Polisi Hanya Bersahabat di Televisi
Catatan Ilham Miftahuddin
Beberapa bulan terakhir, kita disuguhkan pada wajah heroik aparat kepolisian di televisi. Betapa bersahabatnya para petugas melayani dan membantu masyarakat. Bagaikan di sinema laga, dengan gagah beraninya Polisi menangkap para penjahat kriminal. Itu semua dapat kita saksikan pada sebuah program televisi swasta.
Kemudian beberapa waktu terakhir, kita disuguhkan pula bagaimana brutalnya kepolisian dalam menghadapi aksi massa. Polisi kita menembaki para demonstran dengan gas air mata, memukul, menendang, dan melempari batu. Tak jarang di antaranya, ada oknum Polisi mem-posting rasa bangganya di jejaring sosial setelah menghajar para demonstran. “Biar mampus,” katanya. Bak langit dan bumi antara program televisi tersebut dengan realita yang terjadi.
Entah apa tujuan dari televisi swasta tersebut menayangkan sebuah program ‘pencitraan’ wajah lembaga kepolisian kita. Barangkali sebagai upaya meningkatkan kepercayaan terhadap lembaga kepolisian yang sempat hilang dari masyarakat. Boleh jadi, hal tersebut meniru para politisi kita yang sekaligus menjadi pemilik dari beberapa media massa mainstream di Indonesia.
Namun yang perlu dicermati bahwa apapun yang dilakukan di dalam program televisi tersebut sebetulnya hal yang memang wajib dilakukan bagi lembaga kepolisian. Artinya bukan suatu yang luar biasa. Mengingat fungsi lembaga kepolisian sebagai aparatur negara yang bertugas dalam bidang perlindungan, pelayanan, pengayom masyarakat dan penegakan hukum.
Dalam krisis ekonomi global akhir-akhir ini, kekerasan dapat mudah dipicu, khususnya pada negara dunia ketiga seperti Indonesia. Misal dengan abainya negara dalam rangka mengambil kebijakan yang tepat dalam melindungi hak-hak yang telah melekat dalam prinsip kewarganegaraan (act by omission), umumnya berdimensi ekonomi, sosial, dan budaya. Kemudian, lahirnya sejumlah kebijakan yang tidak memberikan perlindungan spesifik dan memenuhi kebutuhan rakyat berimplikasi pada meningkatnya represifitas (act by comission) yang berdimensi sipil dan politik.
Ditambah lemahnya kepemimpinan politik kita dalam melindungi, memenuhi, dan menghormati hak-hak warga negara.

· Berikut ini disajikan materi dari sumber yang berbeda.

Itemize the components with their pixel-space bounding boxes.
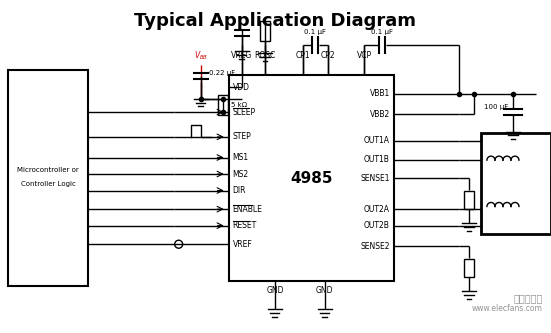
- Bar: [481, 133, 551, 234]
- Bar: [260, 21, 270, 41]
- Text: $V_{BB}$: $V_{BB}$: [193, 50, 208, 62]
- Text: MS2: MS2: [233, 169, 249, 178]
- Text: SENSE1: SENSE1: [360, 173, 390, 183]
- Text: MS1: MS1: [233, 153, 249, 162]
- Bar: [229, 75, 394, 281]
- Bar: [464, 259, 474, 277]
- Text: VREF: VREF: [233, 240, 252, 249]
- Text: Microcontroller or: Microcontroller or: [17, 167, 79, 173]
- Text: RESET: RESET: [233, 221, 257, 230]
- Bar: [218, 95, 228, 115]
- Text: 0.22 μF: 0.22 μF: [209, 70, 235, 76]
- Text: GND: GND: [316, 286, 333, 295]
- Bar: [464, 191, 474, 209]
- Text: DIR: DIR: [233, 186, 246, 195]
- Text: 4985: 4985: [290, 170, 333, 186]
- Text: VBB1: VBB1: [370, 89, 390, 98]
- Text: 电子发烧友: 电子发烧友: [514, 293, 543, 303]
- Text: VREG: VREG: [231, 51, 252, 60]
- Bar: [8, 70, 88, 286]
- Text: 5 kΩ: 5 kΩ: [231, 102, 247, 108]
- Text: GND: GND: [266, 286, 284, 295]
- Text: ENABLE: ENABLE: [233, 204, 262, 214]
- Text: SENSE2: SENSE2: [360, 242, 390, 251]
- Text: www.elecfans.com: www.elecfans.com: [472, 304, 543, 313]
- Text: SLEEP: SLEEP: [233, 108, 256, 117]
- Text: OUT1B: OUT1B: [364, 155, 390, 164]
- Text: 0.1 μF: 0.1 μF: [305, 29, 326, 35]
- Text: CP2: CP2: [321, 51, 335, 60]
- Text: VCP: VCP: [356, 51, 372, 60]
- Text: VDD: VDD: [233, 83, 250, 92]
- Text: CP1: CP1: [296, 51, 310, 60]
- Text: VBB2: VBB2: [370, 110, 390, 119]
- Text: OUT2B: OUT2B: [364, 221, 390, 230]
- Text: Controller Logic: Controller Logic: [20, 181, 75, 187]
- Text: OUT1A: OUT1A: [364, 137, 390, 146]
- Text: 0.1 μF: 0.1 μF: [371, 29, 393, 35]
- Text: 100 μF: 100 μF: [484, 104, 508, 110]
- Text: STEP: STEP: [233, 132, 251, 142]
- Text: OUT2A: OUT2A: [364, 204, 390, 214]
- Text: Typical Application Diagram: Typical Application Diagram: [134, 12, 417, 30]
- Text: ROSC: ROSC: [255, 51, 276, 60]
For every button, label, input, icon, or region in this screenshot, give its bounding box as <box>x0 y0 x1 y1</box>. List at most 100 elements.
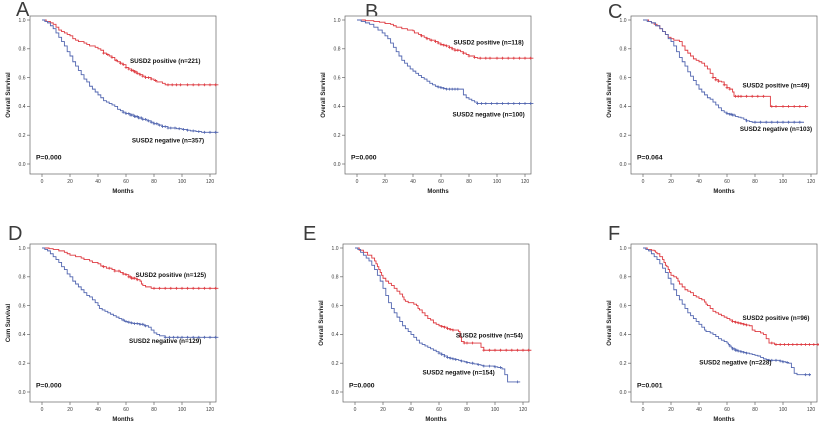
p-value-label: P=0.000 <box>36 155 62 162</box>
x-tick-label: 100 <box>493 179 502 185</box>
censor-marks <box>728 344 811 377</box>
y-tick-label: 0.0 <box>334 162 341 168</box>
y-tick-label: 0.6 <box>332 303 339 309</box>
y-tick-label: 0.8 <box>620 47 627 53</box>
x-tick-label: 120 <box>206 407 215 413</box>
series-label: SUSD2 positive (n=96) <box>742 315 809 322</box>
censor-marks <box>102 51 217 87</box>
x-axis-title: Months <box>112 189 134 195</box>
x-tick-label: 20 <box>380 407 386 413</box>
km-panel-b: B 0 20 40 60 80 100 120 0.0 0.2 0.4 0.6 0.8 1.0 Overa… <box>273 0 546 216</box>
km-chart-e: 0 20 40 60 80 100 120 0.0 0.2 0.4 0.6 0.8 1.0 Overall… <box>319 243 532 423</box>
y-tick-label: 0.4 <box>334 104 341 110</box>
x-tick-label: 100 <box>779 179 788 185</box>
p-value-label: P=0.000 <box>349 383 375 390</box>
km-panel-d: D 0 20 40 60 80 100 120 0.0 0.2 0.4 0.6 0.8 1.0 Cum S… <box>0 216 273 432</box>
y-tick-label: 0.6 <box>620 75 627 81</box>
x-axis-title: Months <box>427 189 449 195</box>
x-tick-label: 80 <box>151 179 157 185</box>
x-tick-label: 40 <box>95 179 101 185</box>
km-chart-c: 0 20 40 60 80 100 120 0.0 0.2 0.4 0.6 0.8 1.0 Overall… <box>607 15 818 195</box>
y-tick-label: 0.4 <box>19 332 26 338</box>
censor-marks <box>725 112 802 124</box>
x-tick-label: 100 <box>779 407 788 413</box>
km-panel-e: E 0 20 40 60 80 100 120 0.0 0.2 0.4 0.6 0.8 1.0 Overa… <box>273 216 546 432</box>
x-tick-label: 80 <box>752 407 758 413</box>
x-tick-label: 100 <box>178 407 187 413</box>
x-tick-label: 0 <box>356 179 359 185</box>
y-tick-label: 0.2 <box>19 133 26 139</box>
y-tick-label: 1.0 <box>332 246 339 252</box>
km-chart-f: 0 20 40 60 80 100 120 0.0 0.2 0.4 0.6 0.8 1.0 Overall… <box>607 243 819 423</box>
y-tick-label: 1.0 <box>19 246 26 252</box>
y-tick-label: 0.4 <box>19 104 26 110</box>
x-tick-label: 20 <box>67 179 73 185</box>
y-tick-label: 0.2 <box>334 133 341 139</box>
x-tick-label: 80 <box>464 407 470 413</box>
plot-border <box>29 243 217 403</box>
x-tick-label: 120 <box>206 179 215 185</box>
km-chart-a: 0 20 40 60 80 100 120 0.0 0.2 0.4 0.6 0.8 1.0 Overall… <box>6 15 219 195</box>
y-tick-label: 0.0 <box>332 390 339 396</box>
series-label: SUSD2 positive (n=54) <box>456 332 523 339</box>
y-tick-label: 0.0 <box>19 162 26 168</box>
series-label: SUSD2 positive (n=125) <box>136 272 207 279</box>
plot-border <box>630 243 818 403</box>
x-tick-label: 0 <box>41 407 44 413</box>
y-axis-title: Overall Survival <box>6 72 12 118</box>
x-tick-label: 100 <box>178 179 187 185</box>
x-axis-title: Months <box>425 417 447 423</box>
x-tick-label: 40 <box>410 179 416 185</box>
y-axis-title: Cum Survival <box>6 304 12 343</box>
y-tick-label: 0.2 <box>620 361 627 367</box>
y-tick-label: 0.4 <box>332 332 339 338</box>
x-tick-label: 80 <box>466 179 472 185</box>
x-tick-label: 40 <box>696 179 702 185</box>
km-panel-a: A 0 20 40 60 80 100 120 0.0 0.2 0.4 0.6 0.8 1.0 Overa… <box>0 0 273 216</box>
panel-letter-f: F <box>608 223 621 245</box>
censor-marks <box>711 76 807 108</box>
x-tick-label: 40 <box>408 407 414 413</box>
y-tick-label: 0.2 <box>620 133 627 139</box>
series-label: SUSD2 negative (n=100) <box>452 111 524 118</box>
series-label: SUSD2 positive (n=221) <box>130 58 201 65</box>
x-axis-title: Months <box>112 417 134 423</box>
x-tick-label: 0 <box>642 179 645 185</box>
x-tick-label: 60 <box>123 179 129 185</box>
y-tick-label: 0.8 <box>332 275 339 281</box>
series-label: SUSD2 negative (n=103) <box>740 126 812 133</box>
p-value-label: P=0.001 <box>637 383 663 390</box>
panel-letter-d: D <box>8 223 23 245</box>
y-tick-label: 0.4 <box>620 332 627 338</box>
y-axis-title: Overall Survival <box>319 300 325 346</box>
survival-curve <box>643 247 811 376</box>
y-axis-title: Overall Survival <box>607 72 613 118</box>
x-axis-title: Months <box>713 189 735 195</box>
x-tick-label: 60 <box>436 407 442 413</box>
x-tick-label: 80 <box>752 179 758 185</box>
censor-marks <box>436 85 532 105</box>
x-tick-label: 20 <box>668 407 674 413</box>
y-tick-label: 0.2 <box>332 361 339 367</box>
survival-curve <box>643 19 804 123</box>
series-label: SUSD2 positive (n=49) <box>742 83 809 90</box>
censor-marks <box>420 34 532 60</box>
survival-curve <box>355 247 521 383</box>
p-value-label: P=0.000 <box>351 155 377 162</box>
y-tick-label: 0.6 <box>620 303 627 309</box>
censor-marks <box>121 110 217 134</box>
survival-curve <box>357 19 534 104</box>
y-tick-label: 0.0 <box>620 390 627 396</box>
series-label: SUSD2 negative (n=129) <box>129 338 201 345</box>
p-value-label: P=0.064 <box>637 155 663 162</box>
y-tick-label: 1.0 <box>334 18 341 24</box>
x-tick-label: 60 <box>724 407 730 413</box>
y-tick-label: 0.6 <box>19 75 26 81</box>
censor-marks <box>440 325 530 352</box>
y-axis-title: Overall Survival <box>607 300 613 346</box>
censor-marks <box>731 320 819 346</box>
y-tick-label: 1.0 <box>620 246 627 252</box>
panel-letter-e: E <box>303 223 317 245</box>
km-chart-d: 0 20 40 60 80 100 120 0.0 0.2 0.4 0.6 0.8 1.0 Cum Sur… <box>6 243 219 423</box>
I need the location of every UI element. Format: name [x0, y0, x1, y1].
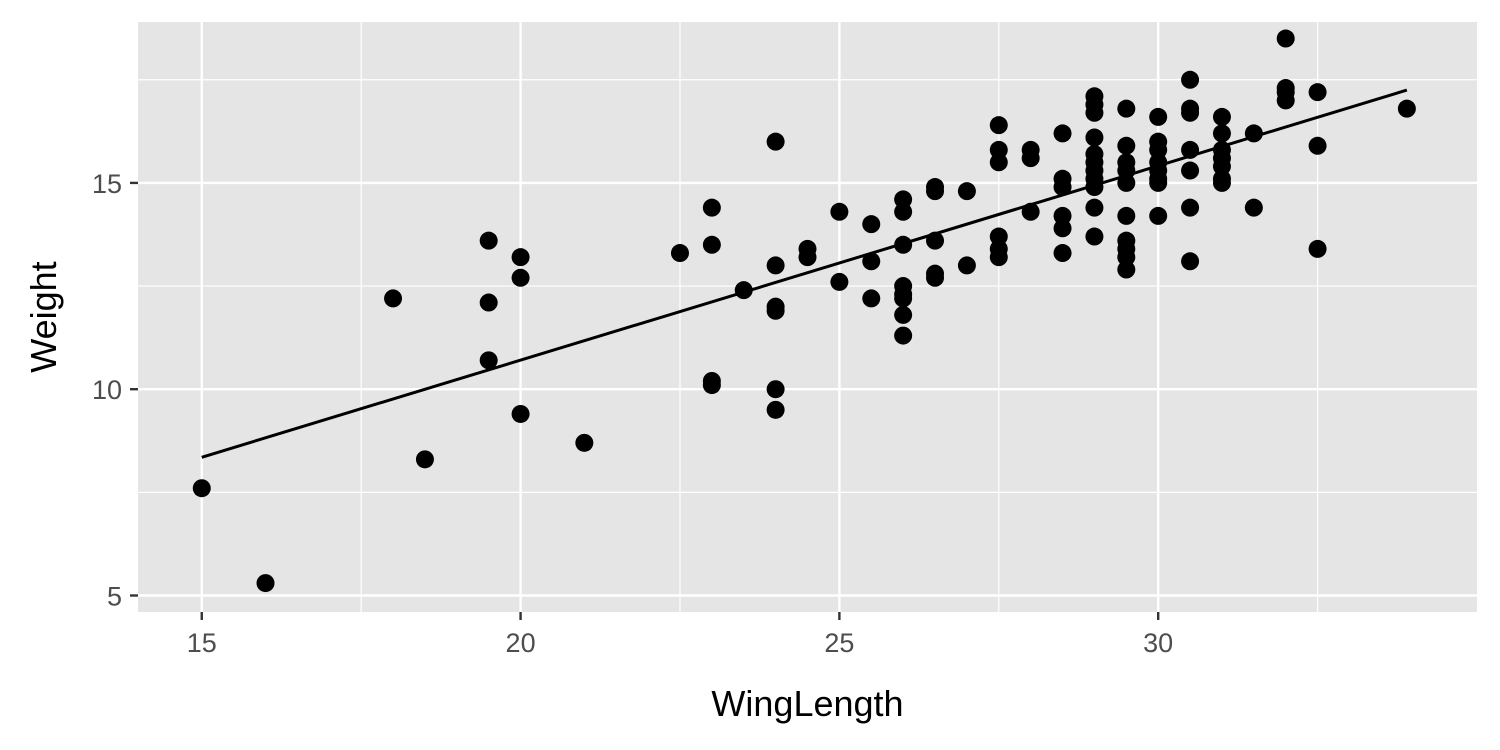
data-point — [1149, 107, 1168, 126]
data-points — [192, 29, 1416, 593]
data-point — [1181, 252, 1200, 271]
data-point — [766, 256, 785, 275]
data-point — [192, 479, 211, 498]
data-point — [894, 190, 913, 209]
data-point — [1308, 136, 1327, 155]
data-point — [1244, 198, 1263, 217]
data-point — [479, 231, 498, 250]
y-tick-label: 15 — [92, 169, 122, 199]
data-point — [926, 268, 945, 287]
data-point — [1021, 149, 1040, 168]
data-point — [894, 326, 913, 345]
plot-panel — [138, 22, 1477, 612]
data-point — [702, 376, 721, 395]
data-point — [1149, 140, 1168, 159]
data-point — [1181, 70, 1200, 89]
data-point — [1085, 128, 1104, 147]
data-point — [862, 289, 881, 308]
data-point — [511, 268, 530, 287]
data-point — [957, 256, 976, 275]
data-point — [1149, 206, 1168, 225]
x-tick-label: 30 — [1143, 628, 1173, 658]
data-point — [1212, 107, 1231, 126]
data-point — [1308, 83, 1327, 102]
data-point — [670, 244, 689, 263]
data-point — [415, 450, 434, 469]
data-point — [1053, 244, 1072, 263]
x-tick-label: 25 — [824, 628, 854, 658]
data-point — [989, 153, 1008, 172]
axis-ticks — [130, 181, 1160, 620]
data-point — [798, 248, 817, 267]
data-point — [1117, 136, 1136, 155]
data-point — [1085, 198, 1104, 217]
data-point — [1276, 91, 1295, 110]
data-point — [511, 248, 530, 267]
data-point — [1053, 219, 1072, 238]
data-point — [479, 351, 498, 370]
data-point — [989, 248, 1008, 267]
data-point — [894, 305, 913, 324]
data-point — [862, 215, 881, 234]
axis-tick-labels: 15 20 25 30 5 10 15 — [92, 169, 1173, 658]
data-point — [479, 293, 498, 312]
data-point — [384, 289, 403, 308]
data-point — [1117, 99, 1136, 118]
data-point — [1085, 227, 1104, 246]
data-point — [957, 182, 976, 201]
data-point — [1212, 124, 1231, 143]
data-point — [989, 140, 1008, 159]
data-point — [1181, 198, 1200, 217]
data-point — [1397, 99, 1416, 118]
data-point — [766, 380, 785, 399]
data-point — [894, 202, 913, 221]
y-axis-title: Weight — [23, 261, 64, 372]
x-tick-label: 15 — [187, 628, 217, 658]
x-axis-title: WingLength — [711, 683, 903, 724]
data-point — [830, 272, 849, 291]
data-point — [1212, 173, 1231, 192]
data-point — [989, 227, 1008, 246]
data-point — [1053, 124, 1072, 143]
data-point — [766, 400, 785, 419]
data-point — [1053, 178, 1072, 197]
data-point — [575, 433, 594, 452]
data-point — [1117, 248, 1136, 267]
data-point — [1053, 206, 1072, 225]
data-point — [702, 198, 721, 217]
data-point — [1181, 161, 1200, 180]
y-tick-label: 5 — [107, 581, 122, 611]
data-point — [830, 202, 849, 221]
data-point — [1085, 103, 1104, 122]
data-point — [989, 116, 1008, 135]
data-point — [1308, 239, 1327, 258]
data-point — [1117, 260, 1136, 279]
data-point — [1181, 103, 1200, 122]
data-point — [1276, 29, 1295, 48]
trend-line — [201, 88, 1408, 459]
data-point — [766, 301, 785, 320]
x-tick-label: 20 — [506, 628, 536, 658]
data-point — [1212, 157, 1231, 176]
data-point — [894, 289, 913, 308]
y-tick-label: 10 — [92, 375, 122, 405]
data-point — [256, 574, 275, 593]
data-point — [1149, 173, 1168, 192]
data-point — [702, 235, 721, 254]
data-point — [926, 182, 945, 201]
data-point — [1117, 206, 1136, 225]
data-point — [862, 252, 881, 271]
data-point — [766, 132, 785, 151]
data-point — [511, 404, 530, 423]
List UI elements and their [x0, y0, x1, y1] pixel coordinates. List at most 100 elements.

Transisi demokrasi yang tidak serius dan justru menghasilkan masalah-masalah baru. Sehingga kekerasan cenderung masif dilakukan. Baik yang dilakukan secara terbuka maupun secara tertutup. Kekerasan yang dilakukan oleh aparat kepolisian terhadap aksi massa menolak kebijakan pemerintah menaikan harga bahan bakar bersubsidi dapat dijadikan sebagai contoh.
Menaikan harga bahan bakar bersubsidi dirasa keliru karena telah memicu berbagai respon negatif dari masyarakat. Khususnya bagi masyarakat dari kelas menengah ke bawah yang terkena dampak langsung. Dapat dikatakan bahwa negara telah abai melindungi hak ekonomi warganegaranya, yakni hak untuk mendapatkan kesejahteraan dan mendapatkan kehidupan yang layak.
Selain itu, kurang terakomodasinya aspirasi dari masyarakat atas kebijakan yang dikeluarkan oleh pemerintah telah memicu konflik antara masyarakat dengan aparat kepolisian. Hal tersebut juga akan berdampak pada runtuhnya wajah lembaga kepolisian. Polisi tak lagi menciptakan rasa aman, nyaman dan justru menciptakan situasi yang mencekam.
Maka, pemerintah perlu mencabut kebijakan menaikan harga bahan bakar bersubsidi ini. Presiden Jokowi seharusnya mampu mengakomodir aspirasi masyarakat jika ia memang benar-benar pemimpin yang berasal dari rakyat sebagaimana yang sering digembor-gemborkan. Bukannya menghadapi aspirasi masyarakat dengan tindakan kekerasan.[]
*Saat menulis catatan ini, penulis ditemani aroma dupa Sakura, ole-ole dari Zulkifli Songyanan.